RAAM Logistics: The Hard Numbers

Inside of the pace van that follows Rob

As you might imagine, RAAM is quite the undertaking. In addition to almost a full year of training, the logistics are pretty mind boggling. I cribbed this from Rob's web site. It's a description of the 2008 logistics, but everything is pretty much the same.

How it works out on the road:
Three vehicles form the core of Rob's support infrastructure:

1.) Pace van - This is the van the follows Rob 24/7 and has his food, clothes, bikes, wheels, music - everything. Three people man the pace van: the driver and the navigator up front and the chef/mechanic in back.

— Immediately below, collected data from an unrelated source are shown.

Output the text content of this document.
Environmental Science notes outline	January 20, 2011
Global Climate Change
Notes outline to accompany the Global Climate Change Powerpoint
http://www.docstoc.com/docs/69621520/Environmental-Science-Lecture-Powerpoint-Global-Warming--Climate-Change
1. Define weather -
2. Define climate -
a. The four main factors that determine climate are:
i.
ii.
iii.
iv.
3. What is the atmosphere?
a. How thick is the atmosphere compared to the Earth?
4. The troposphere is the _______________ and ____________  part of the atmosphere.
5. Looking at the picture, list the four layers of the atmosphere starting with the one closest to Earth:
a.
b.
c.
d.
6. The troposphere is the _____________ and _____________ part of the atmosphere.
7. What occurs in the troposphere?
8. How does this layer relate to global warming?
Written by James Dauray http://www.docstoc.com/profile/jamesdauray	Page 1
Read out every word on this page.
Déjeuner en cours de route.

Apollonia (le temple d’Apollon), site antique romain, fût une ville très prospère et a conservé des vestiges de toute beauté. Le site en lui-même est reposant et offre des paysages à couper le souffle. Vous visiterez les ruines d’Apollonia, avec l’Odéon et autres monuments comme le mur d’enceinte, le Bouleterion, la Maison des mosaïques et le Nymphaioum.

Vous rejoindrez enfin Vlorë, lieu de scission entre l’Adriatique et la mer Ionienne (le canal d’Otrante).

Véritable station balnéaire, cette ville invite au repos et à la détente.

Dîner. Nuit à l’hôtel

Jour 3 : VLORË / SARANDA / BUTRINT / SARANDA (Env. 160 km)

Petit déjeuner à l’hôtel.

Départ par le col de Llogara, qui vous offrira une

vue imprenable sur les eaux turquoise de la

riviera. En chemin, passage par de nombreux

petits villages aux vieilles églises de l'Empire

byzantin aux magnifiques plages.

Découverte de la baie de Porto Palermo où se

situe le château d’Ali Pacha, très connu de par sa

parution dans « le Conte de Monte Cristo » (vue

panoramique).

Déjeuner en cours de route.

2.) Shuttle van - This is the van the brings in a fresh crew to the pace van every 12 hours and shuttles the spent crew up the road for food and sleep. Two crew members will man the shuttle van. They will also be responsible for doing Rob's and the all the crew's laundry, as well as grocery shopping while the off pace van crew sleeps.

3.) Motor home - will connect with Rob every night (after the first couple of days) at around 2:00 AM so Rob can sleep for a couple of hours. Two people will man the motor home, including a massage therapist.

Most nutritional needs will be met with a liquid diet that Robs has sworn by for more than a decade. It is called Spiz. He drinks a bottle an hour, every waking hour, for the entire race. Each bottle has about 500 calories. He supplements this with electrolytes and vitamins, some solid food and, of course, plenty of water. This works out to approximately 11,000-13,000 calories per day.

There is also a crew of 10 to feed as well. That means that they will be eating a lot of their meals in cars, out of coolers. The shuttle crew goes grocery shopping every day, making sure that there is enough water for Rob and enough of whatever the crew wants, including cereal, cold cuts, bread, fruit, caffeine in various forms, candy, whatever they want.

No meal is too good for Rob's crew - as long as it can be consumed out of a paper cup in a car traveling 17 miles per hour.

The roster of equipment is almost too mind-boggling to imagine:

- 3 vehicles (Pace van, shuttle van, motor home)
- 3 bikes
- 8 spare wheels
- 6 spare tires
-10 spare tubes
- bike tools
-10 jerseys
-10 shorts
-10 summer gloves
- 8 winter gloves
- 2 shoe covers and booties
- 3 helmets
- 6 pair prescription eyeglasses (clear and sun)
- 6 long sleeve jerseys
- 4 jackets
- 1 rain jacket
- 4 pair of shoes
- 3 first aid kits
- 1 tire pump
- 5 coolers
- 4 water jugs
- 25 bottles for Spiz and water
- 2 iPods
- 4 external stereo speakers
- 1 PA horn
- 1 power amplifier
- 3 CB radios
- bike racks
- wheel racks
- 1set of flashers
- 1 set of overhead spotlights
- 5 clipboards
- three calculators
- three cell phones
- medical supplies
- vehicle maintenance supplies
- digital cameras
- video cameras
- etc.

In years past, Rob brought about 60 cassette tapes. Today, the iPod replaces all of that. He has about 15 days worth of music on the two iPods (There is a duplicate iPod as backup in case the first one dies out.) Much to the crew's chagrin, Rob will no doubt want to listen to certain albums over and over and over.

- airline tickets for 11 people
- two rental vans, plus a motor home
- hotels for the "off" crew across the entire country
- meals for the off crew, sleep crew and shuttle crew

All of this needs to be kept neat, orderly and in its proper place. As past crews know, Rob rarely complains about the pain of RAAM, but he can be quite a pain if he sees a pair of bike shorts in the wrong storage bin!